• Registrarse
  • Iniciar sesión


  • Resultados 1 al 8 de 8

    Utilizan los software de Microsoft y Kaspersky para instalar el troyano Bookworm

    Utilizan los software de Microsoft y Kaspersky para instalar Bookworm, un nuevo troyano Los ciberdelincuentes no dejan de sorprendernos y en la última amenaza detectada estos se han encargado de que se sirva de los ...

          
    1. #1
      Warrior Avatar de @JoseAsuncion
      Registrado
      sep 2012
      Ubicación
      Lima
      Mensajes
      11.598

      Utilizan los software de Microsoft y Kaspersky para instalar el troyano Bookworm

      Utilizan los software de Microsoft y Kaspersky para instalar Bookworm, un nuevo troyano



      Los ciberdelincuentes no dejan de sorprendernos y en la última amenaza detectada estos se han encargado de que se sirva de los software de seguridad existentes en el equipo para instalarse de forma adecuada.
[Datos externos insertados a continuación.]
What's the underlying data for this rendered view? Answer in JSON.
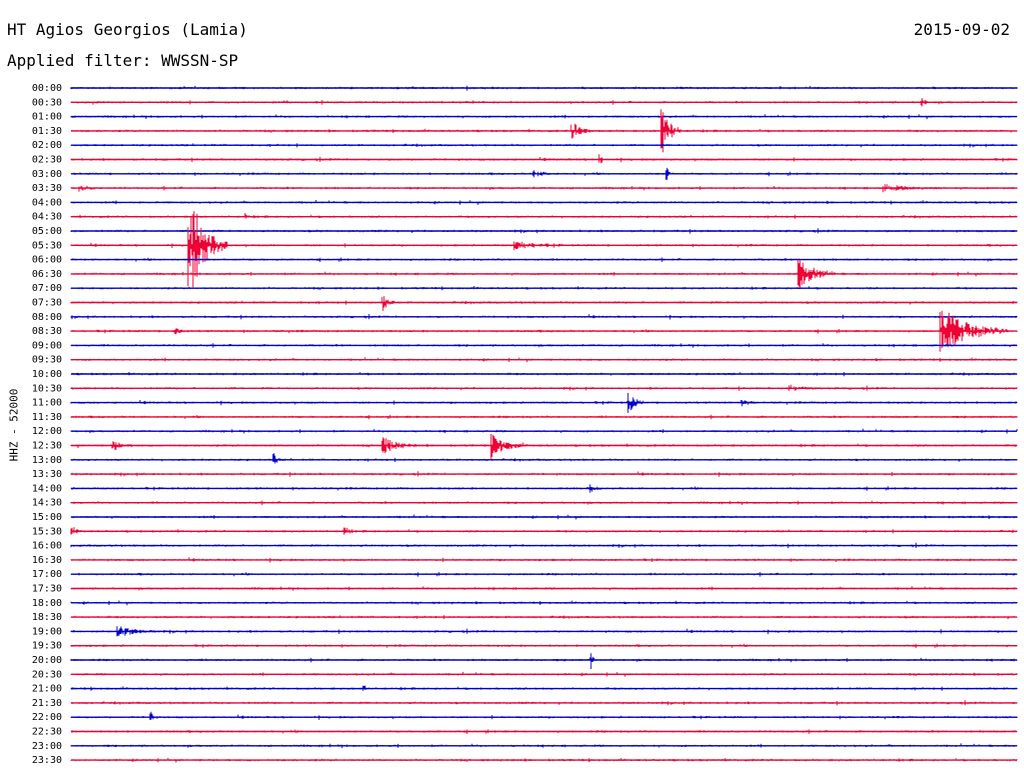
{
  "header": {
    "station": "HT Agios Georgios (Lamia)",
    "date": "2015-09-02",
    "filter": "Applied filter: WWSSN-SP"
  },
  "chart_data": {
    "type": "line",
    "title": "HT Agios Georgios (Lamia)",
    "subtitle": "Applied filter: WWSSN-SP",
    "date": "2015-09-02",
    "ylabel": "HHZ - 52000",
    "xlabel": "",
    "row_labels": [
      "00:00",
      "00:30",
      "01:00",
      "01:30",
      "02:00",
      "02:30",
      "03:00",
      "03:30",
      "04:00",
      "04:30",
      "05:00",
      "05:30",
      "06:00",
      "06:30",
      "07:00",
      "07:30",
      "08:00",
      "08:30",
      "09:00",
      "09:30",
      "10:00",
      "10:30",
      "11:00",
      "11:30",
      "12:00",
      "12:30",
      "13:00",
      "13:30",
      "14:00",
      "14:30",
      "15:00",
      "15:30",
      "16:00",
      "16:30",
      "17:00",
      "17:30",
      "18:00",
      "18:30",
      "19:00",
      "19:30",
      "20:00",
      "20:30",
      "21:00",
      "21:30",
      "22:00",
      "22:30",
      "23:00",
      "23:30"
    ],
    "colors": [
      "#0000cc",
      "#ee0033"
    ],
    "grid": false,
    "events": [
      {
        "row": 1,
        "x": 0.9,
        "amp": 6,
        "dur": 0.006
      },
      {
        "row": 3,
        "x": 0.53,
        "amp": 8,
        "dur": 0.025
      },
      {
        "row": 3,
        "x": 0.625,
        "amp": 26,
        "dur": 0.02
      },
      {
        "row": 5,
        "x": 0.56,
        "amp": 4,
        "dur": 0.004
      },
      {
        "row": 5,
        "x": 0.56,
        "amp": 3,
        "dur": 0.003
      },
      {
        "row": 6,
        "x": 0.49,
        "amp": 3,
        "dur": 0.025
      },
      {
        "row": 6,
        "x": 0.63,
        "amp": 8,
        "dur": 0.006
      },
      {
        "row": 7,
        "x": 0.01,
        "amp": 3,
        "dur": 0.02
      },
      {
        "row": 7,
        "x": 0.86,
        "amp": 3,
        "dur": 0.06
      },
      {
        "row": 9,
        "x": 0.185,
        "amp": 3,
        "dur": 0.005
      },
      {
        "row": 11,
        "x": 0.125,
        "amp": 55,
        "dur": 0.04
      },
      {
        "row": 11,
        "x": 0.47,
        "amp": 4,
        "dur": 0.05
      },
      {
        "row": 13,
        "x": 0.77,
        "amp": 14,
        "dur": 0.04
      },
      {
        "row": 15,
        "x": 0.33,
        "amp": 9,
        "dur": 0.012
      },
      {
        "row": 17,
        "x": 0.92,
        "amp": 24,
        "dur": 0.07
      },
      {
        "row": 17,
        "x": 0.11,
        "amp": 4,
        "dur": 0.01
      },
      {
        "row": 21,
        "x": 0.76,
        "amp": 3,
        "dur": 0.03
      },
      {
        "row": 22,
        "x": 0.59,
        "amp": 10,
        "dur": 0.015
      },
      {
        "row": 22,
        "x": 0.71,
        "amp": 2,
        "dur": 0.02
      },
      {
        "row": 25,
        "x": 0.045,
        "amp": 5,
        "dur": 0.02
      },
      {
        "row": 25,
        "x": 0.33,
        "amp": 8,
        "dur": 0.035
      },
      {
        "row": 25,
        "x": 0.445,
        "amp": 12,
        "dur": 0.035
      },
      {
        "row": 26,
        "x": 0.215,
        "amp": 6,
        "dur": 0.006
      },
      {
        "row": 28,
        "x": 0.55,
        "amp": 3,
        "dur": 0.01
      },
      {
        "row": 31,
        "x": 0.0,
        "amp": 4,
        "dur": 0.015
      },
      {
        "row": 31,
        "x": 0.29,
        "amp": 6,
        "dur": 0.008
      },
      {
        "row": 38,
        "x": 0.05,
        "amp": 5,
        "dur": 0.04
      },
      {
        "row": 40,
        "x": 0.55,
        "amp": 8,
        "dur": 0.004
      },
      {
        "row": 42,
        "x": 0.31,
        "amp": 4,
        "dur": 0.005
      },
      {
        "row": 44,
        "x": 0.085,
        "amp": 6,
        "dur": 0.004
      }
    ]
  }
}
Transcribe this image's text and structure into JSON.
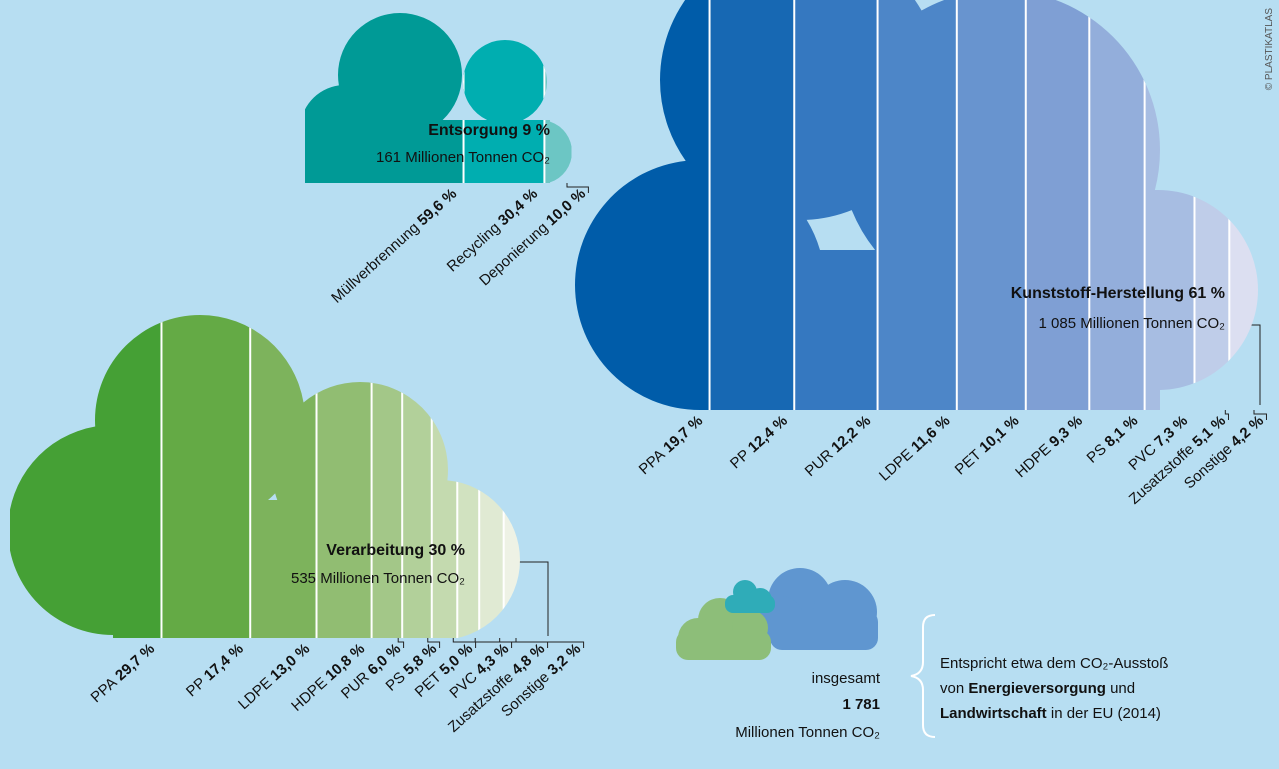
{
  "chart_data": [
    {
      "type": "cloud",
      "title": "Entsorgung 9 %",
      "subtitle": "161 Millionen Tonnen CO₂",
      "categories": [
        "Müllverbrennung",
        "Recycling",
        "Deponierung"
      ],
      "values": [
        59.6,
        30.4,
        10.0
      ],
      "value_labels": [
        "59,6 %",
        "30,4 %",
        "10,0 %"
      ],
      "colors": [
        "#009a96",
        "#00aeb0",
        "#6cc6c4"
      ]
    },
    {
      "type": "cloud",
      "title": "Kunststoff-Herstellung 61 %",
      "subtitle": "1 085 Millionen Tonnen CO₂",
      "categories": [
        "PPA",
        "PP",
        "PUR",
        "LDPE",
        "PET",
        "HDPE",
        "PS",
        "PVC",
        "Zusatzstoffe",
        "Sonstige"
      ],
      "values": [
        19.7,
        12.4,
        12.2,
        11.6,
        10.1,
        9.3,
        8.1,
        7.3,
        5.1,
        4.2
      ],
      "value_labels": [
        "19,7 %",
        "12,4 %",
        "12,2 %",
        "11,6 %",
        "10,1 %",
        "9,3 %",
        "8,1 %",
        "7,3 %",
        "5,1 %",
        "4,2 %"
      ],
      "colors": [
        "#005ca9",
        "#1768b3",
        "#3578c0",
        "#4d86c8",
        "#6894cf",
        "#7f9fd4",
        "#93aedb",
        "#a7bde2",
        "#bfcde9",
        "#dcdff1"
      ]
    },
    {
      "type": "cloud",
      "title": "Verarbeitung 30 %",
      "subtitle": "535 Millionen Tonnen CO₂",
      "categories": [
        "PPA",
        "PP",
        "LDPE",
        "HDPE",
        "PUR",
        "PS",
        "PET",
        "PVC",
        "Zusatzstoffe",
        "Sonstige"
      ],
      "values": [
        29.7,
        17.4,
        13.0,
        10.8,
        6.0,
        5.8,
        5.0,
        4.3,
        4.8,
        3.2
      ],
      "value_labels": [
        "29,7 %",
        "17,4 %",
        "13,0 %",
        "10,8 %",
        "6,0 %",
        "5,8 %",
        "5,0 %",
        "4,3 %",
        "4,8 %",
        "3,2 %"
      ],
      "colors": [
        "#45a035",
        "#64aa45",
        "#7db35c",
        "#91bd72",
        "#a3c788",
        "#b2d09a",
        "#c4daaf",
        "#d1e2c0",
        "#e0ead3",
        "#eef2e5"
      ]
    }
  ],
  "total": {
    "label": "insgesamt",
    "value": "1 781",
    "unit": "Millionen Tonnen CO₂"
  },
  "note": {
    "text1": "Entspricht etwa dem CO₂-Ausstoß",
    "text2": "von",
    "bold1": "Energieversorgung",
    "text3": "und",
    "bold2": "Landwirtschaft",
    "text4": "in der EU (2014)"
  },
  "credit": "© PLASTIKATLAS"
}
Bookworm es el nombre que ha recibido y por el momento se vale de las soluciones de seguridad de Microsoft y Kasperksy.

      Algunos expertos en seguridad han añadido que encuentran muchas semejanzas con respecto al RAT PlugX, una puerta trasera que fue detectada a principios de año y se consideraba un APT (en inglés Advanced Persistent Threats). Los investigadores encargados de analizar la amenaza también han añadido que se trata de un nuevo tipo de malware, realizando una instalación parcial para evitar que las herramientas de seguridad presentes en el sistema detecten su presencia.

      De este modo, podría decirse que esta también es incremental ya que poco a poco se completa, estableciendo una comunicación con un servidor remoto de control que indica qué componentes se deben cargar en cada equipo.

      Esta amenaza está formada por un fichero de texto que posee contenido cifrado. Este corresponde con unas librerías DLL que son cifradas utilizando el algoritmo XOR. Este archivo generado junto con algunas librerías dinámicas y otros ejecutables se empaquetan para formar parte del instalador de la amenaza. Cuando el usuario ejecuta este archivo se produce la extracción de todos los archivos comprimidos y comienza la instalación del troyano.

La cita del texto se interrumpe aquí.